Mientras tanto, la relación entre Trump y los Saud estaba deteriorándose. EEUU necesitaba de Arabia Saudí un aumento de la producción petrolera para que su estrategia de estrangulamiento de Irán funcionara. Pero Salman necesitaba dinero para financiar la rapidísima expansión imperialista, insostenible según el FMI, con precios bajos.

Trump, envalentonado por la humillación turca, estallaba ante el remolón príncipe árabe declarando que los Saud no durarían en el trono «ni dos semanas» sin su apoyo. Erdogan tenía una llaga sobre la que presionar. La gestión con cuenta gotas de la información sobre el destino de Khashoggi le sirvió para desmontar una a una las respuestas mediáticas filtradas por los Saud.

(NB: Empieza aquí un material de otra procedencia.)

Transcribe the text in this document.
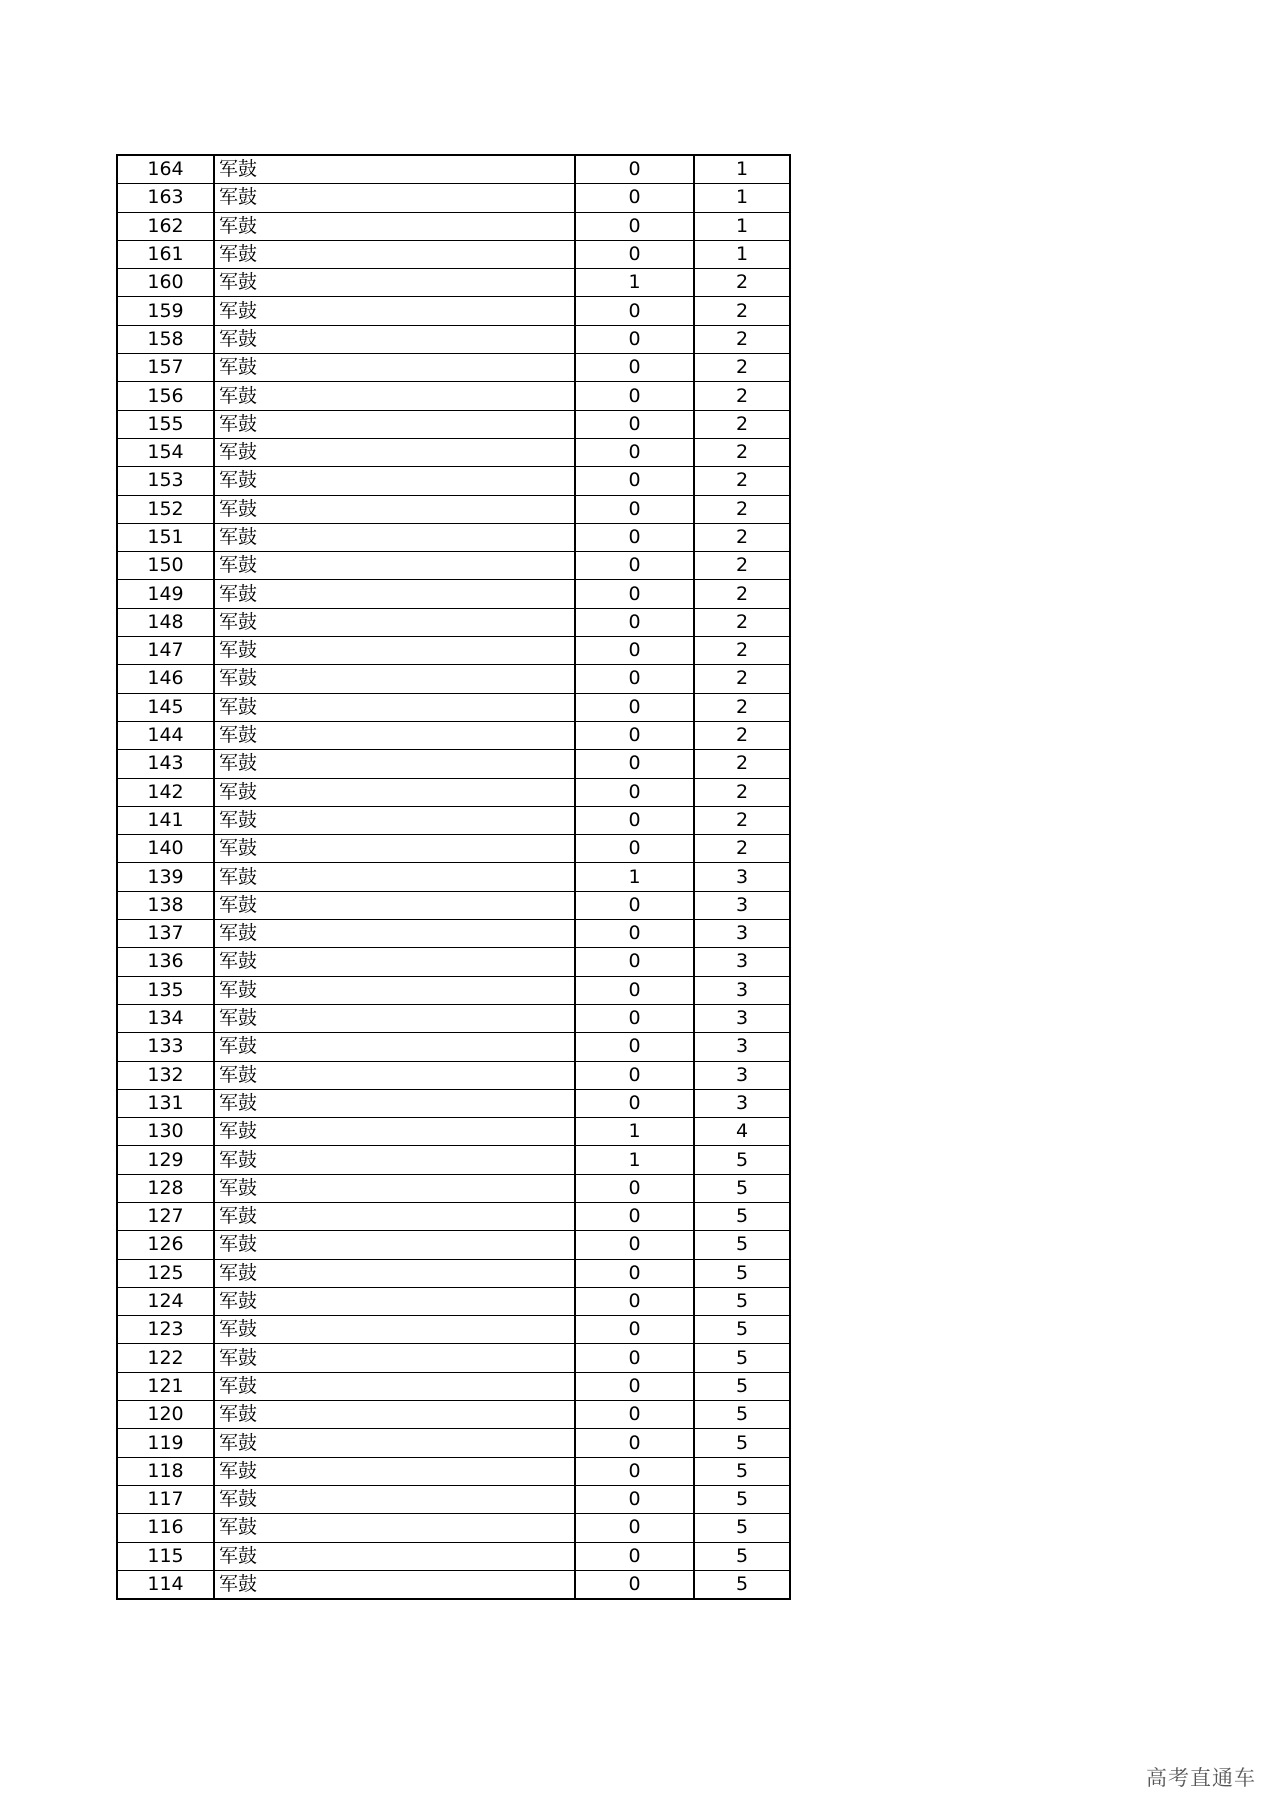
164	军鼓	0	1
163	军鼓	0	1
162	军鼓	0	1
161	军鼓	0	1
160	军鼓	1	2
159	军鼓	0	2
158	军鼓	0	2
157	军鼓	0	2
156	军鼓	0	2
155	军鼓	0	2
154	军鼓	0	2
153	军鼓	0	2
152	军鼓	0	2
151	军鼓	0	2
150	军鼓	0	2
149	军鼓	0	2
148	军鼓	0	2
147	军鼓	0	2
146	军鼓	0	2
145	军鼓	0	2
144	军鼓	0	2
143	军鼓	0	2
142	军鼓	0	2
141	军鼓	0	2
140	军鼓	0	2
139	军鼓	1	3
138	军鼓	0	3
137	军鼓	0	3
136	军鼓	0	3
135	军鼓	0	3
134	军鼓	0	3
133	军鼓	0	3
132	军鼓	0	3
131	军鼓	0	3
130	军鼓	1	4
129	军鼓	1	5
128	军鼓	0	5
127	军鼓	0	5
126	军鼓	0	5
125	军鼓	0	5
124	军鼓	0	5
123	军鼓	0	5
122	军鼓	0	5
121	军鼓	0	5
120	军鼓	0	5
119	军鼓	0	5
118	军鼓	0	5
117	军鼓	0	5
116	军鼓	0	5
115	军鼓	0	5
114	军鼓	0	5
高考直通车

La respuesta de Salman ante la amenaza de sanciones americanas si se probaba el asesinato, fue amenazar con represalias. Por primera vez, la relación entre EEUU y los saudíes amenazaba ruptura. La bolsa de Riyad perdía en horas los beneficios del año. Menos mal que estaba Erdogan para «ayudar», desplazando al príncipe Salman y hablando directamente con su padre. El camino estaba marcado para Trump. Mike Pompeo viajó a Ankara a conocer la información turca antes de que su presidente tuviera que contradecirse más. En pago Erdogán, obtenía el fin de algunas de las sanciones estadounidenses y fondos «para investigar». «Los saudíes son socios comerciales demasiado importantes», declaró Trump.

El miedo a Salman podía hacerse explícito, Erdogan aparecía como su contrapeso. Kuwait firmaba un tratado de cooperación militar con Turquía y los medios se preguntaban si Salman podría ya llegar a heredar mientras analistas de todo el mundo declaraban al príncipe «poco confiable». La venganza de turcos y cataríes está culminando. Con Salman debilitado, tal vez apartado del trono, han sabido usar a Trump como una fuerza de la naturaleza maleable a través de su capacidad de crear noticias globales; no solo a través de Aljazeera y Hurriyet sino poniendo en marcha todos los medios en los que participan directa o indirectamente en Europa, como PRISA. Así se explica que mientras ocho millones de personas pasan hambre en Yemen por los bombardeos y el bloqueo militar saudí-emiratí y miles de familias intentan huir en pateras hacia Africa, un solo muerto, un supuesto «periodista», agite el tablero mundial. En Yemen todos tienen parte, el culpable es el imperialismo como un todo, el de todos, desde Irán a EEUU. Un individuo asesinado tiene un solo responsable final y permite crear una «indignación mundial» manejable.